The All Blacks also woke to a new world ranking of No 1, whereas the 2019 World Cup winners and victors of the recent British & Irish Lions series, the Springboks, woke to being demoted to No 2 after two successive defeats against Australia, who have jumped from seventh to third in the rankings.
The All Blacks are in a good place and the Boks mentally look shot after the Lions series.
De Jager, as he showed in the Lions series is the key to a functioning Springboks lineout and without De Jager in the 30-17 defeat against the Wallabies, the Bok lineout was impotent. The Wallabies defended the lineout drive well, but there was not the same confidence in the Bok lineout as there is when De Jager is making the calls.
De Jager transformed the Boks lineout when introduced midway through the Lions series and the Bok coach Jacques Nienaber and National Director of Rugby Rassie Erasmus will be hoping for a repeat of De Jager’s heroics in Cape Town against the Lions.
The All Blacks slow to start under Ian Foster and John Plumtree in 2020 have gone to another level in 2021 and the Boks, brave and brutal in the taming the Lions, have slumped in Australia. The Boks just look out of puff.
A team, whose players conceded just 16 tries in 16 Test and kept an opposing backline player away from the tryline for 1032 minutes over 13 Tests between George Bridge’s try in the 2019 World Cup opener and Wallabies wing Andrew Kellaway’s try in the first Test against the Wallabies, has missed 40 tackles in the past two Tests and conceded four tries for the first time in a Test since 2018.
The Boks, very effective but much maligned, defensive system is not broken, but those players who have to implement the system appear mentally and physically broken.
Every ounce of mental and physical effort went into beating the Lions because the players would have to live with defeat for the rest of their lives. The Lions only tour once in 12 years and very few get a second crack at the Lions; South Africa’s Morne Steyn being the exception to the rule.
This year for the Springboks was all about winning the Lions series and the mentally drained squad that has arrived in Australia look like impersonators of those giants who won the World Cup and beat the Lions.
The All Blacks are on fire. If you love rugby, you simply have to have loved watching the All Blacks in 2021.
If you know rugby, you can’t but applaud the way they have played and what they have achieved in 2021.
The Boks, to even have a sniff at upsetting a confident and in-form All Blacks, have to get it right in the forwards and defensively in the one-on-one tackles.

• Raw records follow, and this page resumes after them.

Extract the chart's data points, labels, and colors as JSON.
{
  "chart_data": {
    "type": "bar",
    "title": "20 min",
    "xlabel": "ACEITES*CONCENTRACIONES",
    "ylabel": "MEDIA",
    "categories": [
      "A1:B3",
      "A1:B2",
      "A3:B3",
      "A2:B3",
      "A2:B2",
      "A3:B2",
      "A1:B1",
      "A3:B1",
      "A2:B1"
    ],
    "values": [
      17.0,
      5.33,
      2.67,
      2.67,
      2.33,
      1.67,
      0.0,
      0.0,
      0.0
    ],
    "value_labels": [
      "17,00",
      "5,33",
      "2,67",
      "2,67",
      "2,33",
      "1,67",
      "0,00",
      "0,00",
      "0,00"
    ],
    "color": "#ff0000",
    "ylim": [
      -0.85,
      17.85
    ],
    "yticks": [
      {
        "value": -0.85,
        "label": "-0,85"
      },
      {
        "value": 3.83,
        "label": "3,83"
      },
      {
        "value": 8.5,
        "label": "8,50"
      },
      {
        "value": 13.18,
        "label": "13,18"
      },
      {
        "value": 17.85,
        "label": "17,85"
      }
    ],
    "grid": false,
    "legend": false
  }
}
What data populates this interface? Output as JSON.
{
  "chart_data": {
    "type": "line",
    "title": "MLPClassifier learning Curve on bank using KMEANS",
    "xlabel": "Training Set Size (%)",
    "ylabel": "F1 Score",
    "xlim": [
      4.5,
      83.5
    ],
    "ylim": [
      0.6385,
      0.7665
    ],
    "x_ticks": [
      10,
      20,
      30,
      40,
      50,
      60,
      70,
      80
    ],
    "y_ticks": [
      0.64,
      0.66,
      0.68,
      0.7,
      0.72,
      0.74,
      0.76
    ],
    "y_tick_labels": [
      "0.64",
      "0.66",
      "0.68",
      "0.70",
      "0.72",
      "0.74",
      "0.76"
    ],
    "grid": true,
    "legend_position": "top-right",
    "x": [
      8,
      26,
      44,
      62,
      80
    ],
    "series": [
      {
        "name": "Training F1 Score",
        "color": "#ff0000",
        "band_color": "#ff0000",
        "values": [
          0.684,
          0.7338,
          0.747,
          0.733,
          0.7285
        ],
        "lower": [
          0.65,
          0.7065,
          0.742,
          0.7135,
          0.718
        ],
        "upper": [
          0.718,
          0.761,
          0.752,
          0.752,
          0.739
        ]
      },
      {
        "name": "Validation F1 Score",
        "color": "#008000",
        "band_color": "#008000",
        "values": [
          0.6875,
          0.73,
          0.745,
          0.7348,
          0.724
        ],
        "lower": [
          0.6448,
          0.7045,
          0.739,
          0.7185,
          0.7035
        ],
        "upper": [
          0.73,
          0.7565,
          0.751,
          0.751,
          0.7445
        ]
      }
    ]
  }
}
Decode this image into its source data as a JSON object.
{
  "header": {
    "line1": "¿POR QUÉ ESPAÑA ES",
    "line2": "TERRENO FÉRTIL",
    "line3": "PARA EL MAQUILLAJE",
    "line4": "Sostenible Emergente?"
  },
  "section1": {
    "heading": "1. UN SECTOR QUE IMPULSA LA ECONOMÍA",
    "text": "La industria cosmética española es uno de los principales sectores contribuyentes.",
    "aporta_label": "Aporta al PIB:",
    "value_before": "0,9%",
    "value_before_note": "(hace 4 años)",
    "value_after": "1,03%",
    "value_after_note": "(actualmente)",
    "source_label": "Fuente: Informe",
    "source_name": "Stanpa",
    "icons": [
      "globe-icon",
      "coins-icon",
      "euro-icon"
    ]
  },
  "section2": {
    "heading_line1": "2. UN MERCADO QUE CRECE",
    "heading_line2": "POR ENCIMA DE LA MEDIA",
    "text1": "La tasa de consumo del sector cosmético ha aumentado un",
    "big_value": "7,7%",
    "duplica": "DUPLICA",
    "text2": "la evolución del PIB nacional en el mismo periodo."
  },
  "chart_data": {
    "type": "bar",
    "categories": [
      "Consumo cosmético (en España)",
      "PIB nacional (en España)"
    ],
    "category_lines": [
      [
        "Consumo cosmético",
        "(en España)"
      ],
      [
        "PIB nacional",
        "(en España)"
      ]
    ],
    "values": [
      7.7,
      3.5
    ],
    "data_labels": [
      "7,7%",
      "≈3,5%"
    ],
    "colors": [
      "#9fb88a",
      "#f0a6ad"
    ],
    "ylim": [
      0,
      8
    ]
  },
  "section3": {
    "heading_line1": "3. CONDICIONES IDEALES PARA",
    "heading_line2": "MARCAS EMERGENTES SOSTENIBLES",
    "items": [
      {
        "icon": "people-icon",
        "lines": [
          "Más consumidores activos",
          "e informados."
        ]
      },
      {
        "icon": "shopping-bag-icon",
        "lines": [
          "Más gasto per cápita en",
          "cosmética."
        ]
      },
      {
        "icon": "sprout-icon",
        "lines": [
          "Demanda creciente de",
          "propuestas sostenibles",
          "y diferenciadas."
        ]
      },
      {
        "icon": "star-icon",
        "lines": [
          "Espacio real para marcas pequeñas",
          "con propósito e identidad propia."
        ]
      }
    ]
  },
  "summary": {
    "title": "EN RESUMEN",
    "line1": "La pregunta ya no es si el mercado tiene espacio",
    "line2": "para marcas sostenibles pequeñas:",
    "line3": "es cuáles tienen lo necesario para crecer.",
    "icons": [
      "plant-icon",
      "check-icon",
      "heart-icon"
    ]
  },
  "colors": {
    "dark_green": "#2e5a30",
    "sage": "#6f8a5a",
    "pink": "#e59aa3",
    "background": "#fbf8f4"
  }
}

Any Bok success against the All Blacks would be a case of winning ugly and at this juncture all of South Africa would take a win, no matter how it is fashioned.
A month ago I had conviction that the Boks would win against the All Blacks, but that conviction is now just a hope, given how the Rugby Championships first four rounds have played out.
It may be one playing two on Saturday in Townsville, but on form there is a huge gap between the two.
The Boks will try and find that emotional lift through it being the 100th Test and they will have to tweak the run on XV, especially among the loose-forwards. Franco Mostert is a fantastic lock but he hasn’t been as effective starting at blindside flank and then moving to lock. He is just one example of senior players not being at their best in the Rugby Championship, when he was one of the best in the Lions series.
The Bok halfbacks of Faf de Klerk and Handre Pollard are integral to everything the Boks do when successful and both have been off their game in Australia, while the deadly defensive midfield duo of Damian de Allende and Lukhanyo Am were also second in successive matches to Australia.
The hype all week will be about the occasion and the rivalry, but as I wrote a week ago the rivalry in the modern era has been very one-sided, with the Boks winning just 15 in 57 since 1996 and just 3 in 21 in the last decade. Australia, with 4 in 21 in the past 10 years, is the most successful team against the All Blacks. England has one in seven and France 0/14.
Lot of talk this week about the great rugby rivalry between ABs-Boks. It's also a 1-sided one in modern era. To pick out couple of senior NZ players: Beauden Barrett's record v SA 11 wins, 1 draw, 2 losses; Brodie Retallick's 10 wins, 1 draw, zero losses.
— Marc Hinton (@marchintonnz) September 19, 2021
If the All Blacks looked vulnerable in 2020, they have looked vicious in 2021 and if the Springboks looked fierce against the Lions they were flat against the Wallabies.
The next two weeks really needed the Boks of the Lions series to be at their most competitive.
There will always be hope with players who have scaled the highest mountains, but the confidence is tempered and the conviction is mumbled when it comes to talk of a Springboks win.
Right now, the hope is that the Boks can make the 100th Test an occasion and be competitive.